LP-Spec: Leveraging LPDDR PIM for Efficient LLM Mobile Speculative Inference with Architecture-Dataflow Co-Optimization
Siyuan He, Zhantong Zhu, Yandong He, Tianyu Jia
公開日: 2025/8/10
Abstract
LLM inference on mobile devices faces extraneous challenges due to limited memory bandwidth and computational resources. To address these issues, speculative inference and processing-in-memory (PIM) techniques have been explored at the algorithmic and hardware levels.

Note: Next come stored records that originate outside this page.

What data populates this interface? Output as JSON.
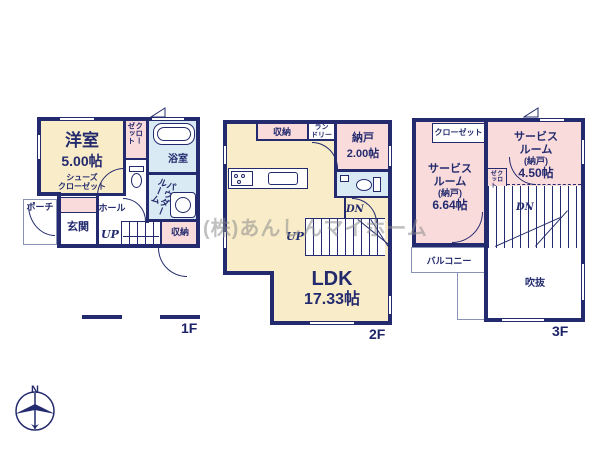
{
  "watermark": "(株)あんしんマイホーム",
  "compass": {
    "north": "N"
  },
  "colors": {
    "wall": "#232b6e",
    "room_cream": "#f9ecc8",
    "room_pink": "#fadbdc",
    "room_blue": "#d9eaf4",
    "thin_line": "#8a92b8",
    "watermark_gray": "#8c8c8c"
  },
  "floors": {
    "f1": {
      "label": "1F",
      "rooms": {
        "western_room": {
          "name": "洋室",
          "size": "5.00帖"
        },
        "shoes_closet": {
          "line1": "シューズ",
          "line2": "クローゼット"
        },
        "closet": {
          "line1": "クロー",
          "line2": "ゼット"
        },
        "bath": "浴室",
        "powder_room": {
          "line1": "パウダー",
          "line2": "ルーム"
        },
        "porch": "ポーチ",
        "entrance": "玄関",
        "hall": "ホール",
        "stairs_up": "UP",
        "storage": "収納"
      }
    },
    "f2": {
      "label": "2F",
      "rooms": {
        "storage": "収納",
        "laundry": {
          "line1": "ラン",
          "line2": "ドリー"
        },
        "nando": {
          "name": "納戸",
          "size": "2.00帖"
        },
        "ldk": {
          "name": "LDK",
          "size": "17.33帖"
        },
        "stairs_up": "UP",
        "stairs_dn": "DN"
      }
    },
    "f3": {
      "label": "3F",
      "rooms": {
        "closet": "クローゼット",
        "service_room_1": {
          "name1": "サービス",
          "name2": "ルーム",
          "sub": "(納戸)",
          "size": "6.64帖"
        },
        "service_room_2": {
          "name1": "サービス",
          "name2": "ルーム",
          "sub": "(納戸)",
          "size": "4.50帖"
        },
        "small_closet": {
          "line1": "クロ",
          "line2": "ゼット"
        },
        "stairs_dn": "DN",
        "balcony": "バルコニー",
        "void": "吹抜"
      }
    }
  }
}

However, speculative inference results in more compute-intensive GEMM operations, creating new design trade-offs for existing GEMV-accelerated PIM architectures. Furthermore, there exists a significant amount of redundant draft tokens in tree-based speculative inference, necessitating efficient token management schemes to minimize energy consumption. In this work, we present LP-Spec, an architecture-dataflow co-design leveraging hybrid LPDDR5 performance-enhanced PIM architecture with draft token pruning and dynamic workload scheduling to accelerate LLM speculative inference. A near-data memory controller is proposed to enable data reallocation between DRAM and PIM banks. Furthermore, a data allocation unit based on the hardware-aware draft token pruner is developed to minimize energy consumption and fully exploit parallel execution opportunities. Compared to end-to-end LLM inference on other mobile solutions such as mobile NPUs or GEMV-accelerated PIMs, our LP-Spec achieves 13.21x, 7.56x, and 99.87x improvements in performance, energy efficiency, and energy-delay-product (EDP). Compared with prior AttAcc PIM and RTX 3090 GPU, LP-Spec can obtain 12.83x and 415.31x EDP reduction benefits.